Categorize the above parameters into (1) those that directly affect _when_ the tree stops splitting (2) those that directly affect _how_ the tree splits.

### Task 5
If you want to reduce the overfitting of your model would you increase or decrease the following parameters?

* max_depth
* min_samples_split
* min_samples_leaf
* max_leaf_nodes
* min_impurity_decrease

### Task 6
Run the code block below and compare the classification tree here with the one above.  

Answer the following:
1. Is the training accuracy here below _better_ or _worse_ than the one above?  
2. What is the training accuracy for the try below?  What is it for the tree above?

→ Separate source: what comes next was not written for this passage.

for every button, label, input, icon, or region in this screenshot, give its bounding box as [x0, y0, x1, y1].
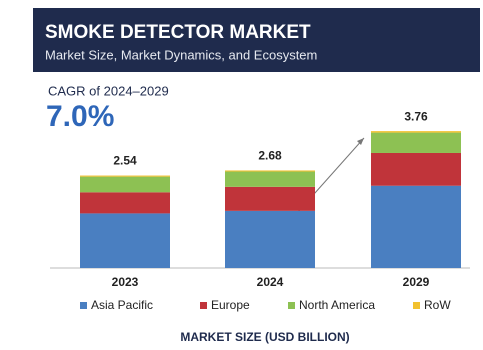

Next, try adjusting the parameters of DecisionTreeClassifier instance assigned to `clf2` to see how your tree responds to changes to each parameter.  The parameters are pretty self-explanatory, but feel free to check the sklearn [DecisionTreeClassifier](http://scikit-learn.org/stable/modules/generated/sklearn.tree.DecisionTreeClassifier.html) documentation as well.

Note: if you get an error about `min_impurity_decrease` upgrade your sklearn-learn via
```
conda install scikit-learn
```

In [None]:
clf2 = DecisionTreeClassifier(max_depth=2,
                              min_samples_split=2,
                              max_leaf_nodes=10,
                              min_impurity_decrease=0)
clf2.fit(X, y)

# Graphs your tree
dot_data2 = export_graphviz(clf2, 
                            feature_names = iris.feature_names, # optional 
                            class_names  = iris.target_names, # optional
                            out_file=None) 
graph2 = graphviz.Source(dot_data2) 
graph2 

## Task 7

True or False:

1. Overfitting isn't a problem with decision trees.
2. It is always possible to perfectly overfit the data using Decision trees.
3. Do you need to normalize numerical features before calling DecisionTreeClassifier.fit?
4. Because CART greedily chooses the best split, will a decision tree built by CART always have a minimum total cost? (i.e. will they be optimal in that sense?)

If you are stuck read the _sklearn_ [User Guide](http://scikit-learn.org/stable/modules/tree.html) on decision trees.

## Some Take Home Messages
* Decision trees are typically binary trees. Each node has a rule (like age < 10) and each leaf has a label (e.g. went to burning man = True).
* _sklearn_ decision trees have many optional parameters. How one adjusts them can help deal with overfitting.
* _sklearn_ decision trees do not require you to preprocess your data much and can be visualized with `graphviz`.